L’environnement, un «fil conducteur»

L’environnement, un «fil conducteur»
Photo: Nouvelles Saint-Laurent News – Laurent Lavoie

Le développement durable a été l’un des principaux mots d’ordre pour les élus de Saint-Laurent en 2019. L’aménagement urbain et le transport ont également occupé une bonne part de l’actualité.

L’environnement «a été le thème le plus percutant, peut-être le fil conducteur tout au long de l’année», dit le maire Alan DeSousa. Lors de la première séance de conseil d’arrondissement de l’année, les élus ont d’ailleurs déclaré Saint-Laurent comme «territoire municipal durable».

Les grandes lignes du corridor de la biodiversité ont quelques mois plus tard été présentées. Il s’agit en résumé d’ajouter 450 hectares d’espace vert sur le territoire laurentien sur une période d’environ 20 ans.

«Avec le plan directeur qui a été déposé, c’est un projet unique au Canada. À ma connaissance, ça n’existe pas ailleurs dans un milieu urbain», souligne M. DeSousa.

L’arrondissement a également tenu la première édition du rendez-vous de l’Écocitoyen au mois d’octobre. Cet événement informatif visait à sensibiliser les Laurentiens et les entreprises dans leurs actions quotidiennes pour réduire leur empreinte écologique.

Moyen terme

En matière de mobilité et de transports, divers projets ont officiellement été mis en branle.

Ce fut le cas entre autres de Communauté FLEX, qui donne accès à des véhicules hybrides ou électriques en tout temps aux Laurentiens, et BIXI.

Le maire souligne aussi l’avancée des travaux concernant le Service rapide par bus (SRB) Sauvé/Côte-Vertu et des stations du Réseau express métropolitain (REM).

M. DeSousa, conscient du mécontentement de certains citoyens face aux nombreuses entraves sur le réseau routier, estime qu’il faut voir le verre à moitié plein et à moitié vide.

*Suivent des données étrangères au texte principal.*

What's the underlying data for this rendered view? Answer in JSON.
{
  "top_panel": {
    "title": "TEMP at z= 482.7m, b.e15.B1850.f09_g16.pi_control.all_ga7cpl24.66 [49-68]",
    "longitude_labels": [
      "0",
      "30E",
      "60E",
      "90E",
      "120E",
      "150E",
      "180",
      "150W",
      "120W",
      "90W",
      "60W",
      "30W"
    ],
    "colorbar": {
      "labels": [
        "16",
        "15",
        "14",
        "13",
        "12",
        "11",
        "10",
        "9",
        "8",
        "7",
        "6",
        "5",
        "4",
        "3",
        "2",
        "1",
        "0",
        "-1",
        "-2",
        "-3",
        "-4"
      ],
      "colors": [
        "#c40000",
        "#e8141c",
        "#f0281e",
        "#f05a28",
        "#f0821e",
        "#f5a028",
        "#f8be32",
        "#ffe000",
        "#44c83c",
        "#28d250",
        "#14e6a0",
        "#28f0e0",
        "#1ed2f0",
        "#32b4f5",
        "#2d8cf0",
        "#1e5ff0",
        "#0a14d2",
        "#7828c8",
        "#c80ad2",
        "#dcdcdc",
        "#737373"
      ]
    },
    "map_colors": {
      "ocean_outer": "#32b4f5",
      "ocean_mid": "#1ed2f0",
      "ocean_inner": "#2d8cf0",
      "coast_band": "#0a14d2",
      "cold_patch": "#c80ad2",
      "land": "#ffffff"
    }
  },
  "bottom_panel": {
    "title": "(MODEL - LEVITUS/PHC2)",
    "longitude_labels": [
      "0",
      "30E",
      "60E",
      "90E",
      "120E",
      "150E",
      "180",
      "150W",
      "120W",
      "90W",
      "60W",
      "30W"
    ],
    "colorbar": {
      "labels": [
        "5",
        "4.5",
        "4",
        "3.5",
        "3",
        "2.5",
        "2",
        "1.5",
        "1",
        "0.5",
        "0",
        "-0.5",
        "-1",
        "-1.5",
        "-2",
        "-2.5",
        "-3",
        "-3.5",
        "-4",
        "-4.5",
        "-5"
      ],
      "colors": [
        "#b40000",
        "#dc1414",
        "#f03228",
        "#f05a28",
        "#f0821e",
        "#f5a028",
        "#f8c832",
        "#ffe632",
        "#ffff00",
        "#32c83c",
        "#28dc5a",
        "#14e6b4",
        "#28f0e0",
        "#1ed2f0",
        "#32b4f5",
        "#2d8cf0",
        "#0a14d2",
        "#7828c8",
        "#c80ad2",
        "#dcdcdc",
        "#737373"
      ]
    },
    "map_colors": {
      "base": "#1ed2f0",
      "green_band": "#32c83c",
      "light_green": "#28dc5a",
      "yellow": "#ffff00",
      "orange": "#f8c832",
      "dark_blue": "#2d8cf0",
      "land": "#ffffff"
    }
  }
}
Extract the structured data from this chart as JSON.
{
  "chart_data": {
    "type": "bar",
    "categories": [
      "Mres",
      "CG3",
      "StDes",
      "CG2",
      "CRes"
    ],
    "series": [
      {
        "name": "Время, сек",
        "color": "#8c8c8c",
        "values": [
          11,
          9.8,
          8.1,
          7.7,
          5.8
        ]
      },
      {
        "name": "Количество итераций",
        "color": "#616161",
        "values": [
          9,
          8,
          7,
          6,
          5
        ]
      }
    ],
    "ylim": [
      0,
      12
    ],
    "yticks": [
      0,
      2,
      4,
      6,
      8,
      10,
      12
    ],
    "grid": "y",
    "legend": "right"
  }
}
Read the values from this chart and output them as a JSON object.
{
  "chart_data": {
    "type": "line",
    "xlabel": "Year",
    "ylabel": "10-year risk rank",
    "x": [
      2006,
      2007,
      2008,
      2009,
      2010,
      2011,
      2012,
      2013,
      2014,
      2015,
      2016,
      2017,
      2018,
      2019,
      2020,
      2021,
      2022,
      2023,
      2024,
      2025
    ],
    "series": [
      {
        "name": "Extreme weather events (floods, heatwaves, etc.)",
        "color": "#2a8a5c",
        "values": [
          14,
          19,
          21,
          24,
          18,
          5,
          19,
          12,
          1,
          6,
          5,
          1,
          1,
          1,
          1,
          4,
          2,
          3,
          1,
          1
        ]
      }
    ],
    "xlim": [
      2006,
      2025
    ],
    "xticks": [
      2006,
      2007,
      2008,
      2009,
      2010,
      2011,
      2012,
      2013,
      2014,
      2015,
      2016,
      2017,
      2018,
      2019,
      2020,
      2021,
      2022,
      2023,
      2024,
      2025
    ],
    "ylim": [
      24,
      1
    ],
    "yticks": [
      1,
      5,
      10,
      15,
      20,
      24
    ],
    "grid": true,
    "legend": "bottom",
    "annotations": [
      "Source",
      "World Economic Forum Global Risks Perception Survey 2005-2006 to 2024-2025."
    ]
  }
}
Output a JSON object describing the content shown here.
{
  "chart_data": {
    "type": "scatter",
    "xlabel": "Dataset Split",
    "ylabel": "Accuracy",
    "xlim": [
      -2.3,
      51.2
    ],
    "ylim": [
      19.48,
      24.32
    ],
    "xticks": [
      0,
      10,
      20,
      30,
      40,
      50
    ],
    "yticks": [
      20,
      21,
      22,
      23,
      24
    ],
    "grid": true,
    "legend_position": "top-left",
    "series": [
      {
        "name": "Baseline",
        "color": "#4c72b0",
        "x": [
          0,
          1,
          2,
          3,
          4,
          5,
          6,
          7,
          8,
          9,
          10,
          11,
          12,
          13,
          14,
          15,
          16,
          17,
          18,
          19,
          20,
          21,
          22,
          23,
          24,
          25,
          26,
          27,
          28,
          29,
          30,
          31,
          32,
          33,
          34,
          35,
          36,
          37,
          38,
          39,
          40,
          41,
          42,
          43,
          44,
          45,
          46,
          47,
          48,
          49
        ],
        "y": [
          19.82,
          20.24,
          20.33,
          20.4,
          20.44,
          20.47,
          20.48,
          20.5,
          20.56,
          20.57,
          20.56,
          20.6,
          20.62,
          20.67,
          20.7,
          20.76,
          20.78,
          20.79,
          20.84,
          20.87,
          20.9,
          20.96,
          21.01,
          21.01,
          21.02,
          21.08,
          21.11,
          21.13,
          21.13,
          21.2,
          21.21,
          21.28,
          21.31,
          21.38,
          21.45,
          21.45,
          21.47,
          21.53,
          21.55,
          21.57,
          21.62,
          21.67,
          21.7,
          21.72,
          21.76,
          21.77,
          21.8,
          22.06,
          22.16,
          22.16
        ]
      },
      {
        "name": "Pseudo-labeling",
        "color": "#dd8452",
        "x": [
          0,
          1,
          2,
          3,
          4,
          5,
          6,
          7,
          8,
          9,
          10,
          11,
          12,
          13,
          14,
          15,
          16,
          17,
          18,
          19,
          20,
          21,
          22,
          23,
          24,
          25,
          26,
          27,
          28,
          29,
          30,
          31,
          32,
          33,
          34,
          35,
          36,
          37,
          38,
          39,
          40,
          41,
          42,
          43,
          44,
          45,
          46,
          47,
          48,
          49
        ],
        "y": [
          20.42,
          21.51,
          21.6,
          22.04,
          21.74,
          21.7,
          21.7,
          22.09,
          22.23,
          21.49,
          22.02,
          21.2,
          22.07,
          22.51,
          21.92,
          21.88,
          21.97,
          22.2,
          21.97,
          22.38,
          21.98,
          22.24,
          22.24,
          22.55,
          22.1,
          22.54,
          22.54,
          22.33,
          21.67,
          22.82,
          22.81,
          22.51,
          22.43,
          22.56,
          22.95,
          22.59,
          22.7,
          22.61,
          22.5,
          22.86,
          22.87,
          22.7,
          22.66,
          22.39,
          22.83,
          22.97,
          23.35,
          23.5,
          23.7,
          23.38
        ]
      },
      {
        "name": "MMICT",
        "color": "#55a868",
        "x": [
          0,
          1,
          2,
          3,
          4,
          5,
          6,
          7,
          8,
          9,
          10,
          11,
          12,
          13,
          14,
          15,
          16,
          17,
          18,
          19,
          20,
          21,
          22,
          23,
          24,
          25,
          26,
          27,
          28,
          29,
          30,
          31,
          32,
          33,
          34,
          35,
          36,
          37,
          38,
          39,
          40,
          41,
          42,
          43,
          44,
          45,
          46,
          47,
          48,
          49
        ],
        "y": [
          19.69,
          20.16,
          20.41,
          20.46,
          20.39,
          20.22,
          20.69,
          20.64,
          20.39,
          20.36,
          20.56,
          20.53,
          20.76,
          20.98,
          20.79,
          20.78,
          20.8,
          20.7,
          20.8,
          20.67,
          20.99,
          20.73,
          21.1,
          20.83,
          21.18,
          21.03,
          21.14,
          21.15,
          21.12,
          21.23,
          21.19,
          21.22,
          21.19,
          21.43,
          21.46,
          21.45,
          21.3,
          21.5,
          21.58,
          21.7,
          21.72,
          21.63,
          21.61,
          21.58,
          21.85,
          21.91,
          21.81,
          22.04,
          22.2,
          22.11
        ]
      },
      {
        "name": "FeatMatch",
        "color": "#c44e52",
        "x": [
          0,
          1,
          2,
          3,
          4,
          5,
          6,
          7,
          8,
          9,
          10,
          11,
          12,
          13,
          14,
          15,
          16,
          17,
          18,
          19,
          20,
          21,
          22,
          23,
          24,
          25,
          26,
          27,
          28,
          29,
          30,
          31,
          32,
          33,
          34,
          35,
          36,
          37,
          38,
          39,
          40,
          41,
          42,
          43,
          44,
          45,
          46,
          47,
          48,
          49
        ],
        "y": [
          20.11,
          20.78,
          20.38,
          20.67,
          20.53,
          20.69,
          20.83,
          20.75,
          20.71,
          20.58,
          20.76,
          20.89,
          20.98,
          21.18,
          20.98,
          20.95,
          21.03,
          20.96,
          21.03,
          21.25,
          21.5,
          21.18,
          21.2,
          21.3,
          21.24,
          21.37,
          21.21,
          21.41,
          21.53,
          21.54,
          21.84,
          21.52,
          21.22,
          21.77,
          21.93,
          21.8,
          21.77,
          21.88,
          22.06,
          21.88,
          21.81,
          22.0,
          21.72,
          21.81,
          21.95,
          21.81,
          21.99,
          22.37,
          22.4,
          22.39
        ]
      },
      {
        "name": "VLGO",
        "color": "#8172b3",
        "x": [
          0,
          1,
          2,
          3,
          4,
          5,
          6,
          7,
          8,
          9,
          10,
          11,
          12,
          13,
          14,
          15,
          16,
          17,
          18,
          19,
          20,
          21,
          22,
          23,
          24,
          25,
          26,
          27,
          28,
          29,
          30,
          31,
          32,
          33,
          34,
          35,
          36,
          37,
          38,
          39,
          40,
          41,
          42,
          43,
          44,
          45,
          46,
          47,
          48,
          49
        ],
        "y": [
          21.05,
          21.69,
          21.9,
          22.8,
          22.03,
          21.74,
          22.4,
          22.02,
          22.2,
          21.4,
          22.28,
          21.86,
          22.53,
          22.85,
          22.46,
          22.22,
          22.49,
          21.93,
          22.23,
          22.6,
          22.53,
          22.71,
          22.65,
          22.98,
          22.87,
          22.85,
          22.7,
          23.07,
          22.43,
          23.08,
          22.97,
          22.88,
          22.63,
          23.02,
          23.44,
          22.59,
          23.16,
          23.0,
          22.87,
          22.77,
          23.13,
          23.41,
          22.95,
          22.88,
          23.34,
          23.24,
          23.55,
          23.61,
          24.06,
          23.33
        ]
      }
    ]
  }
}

«[Ces projets] sont une très bonne nouvelle. Il y a beaucoup d’autres communautés à travers l’île de Montréal qui souhaiteront en avoir», dit-il.

Pour ce qui est du REM, les négociations entre CDPQ Infra et l’arrondissement pour l’implantation des stations seraient «corsées». «Ce n’est pas facile, convient le maire. On gagne sur certains points simplement parce qu’on est persistant.»

L’arrondissement prévoit installer deux Transit-Oriented Development (TOD) sur son territoire, soit aux stations Bois-Franc et A40. Ce type de projet consiste en un aménagement résidentiel et commercial qui favorise principalement le transport actif, le design et la mixité sociale.

Mais des inquiétudes demeurent, notamment dans Hodge-Place Benoit, un quartier qui a amorcé sa revitalisation et qui est très courtisé par les nouveaux arrivants.

Le Centre communautaire Bon Courage avait d’ailleurs fait part de ses craintes il y a quelques semaines aux Nouvelles Saint-Laurent News, quant à une accessibilité aux logements locatifs possiblement compromise dans les prochaines années.

Développement

Le territoire laurentien continue de se métamorphoser.

L’arrondissement avait octroyé à la fin du mois de novembre plus de 318,4 M$ en permis de construction par rapport à 247,4 M$, une hausse d’environ 28%.

Pour M. DeSousa, ces chiffres indiquent que Saint-Laurent est un lieu de prédilection où s’installer pour les entreprises et les familles.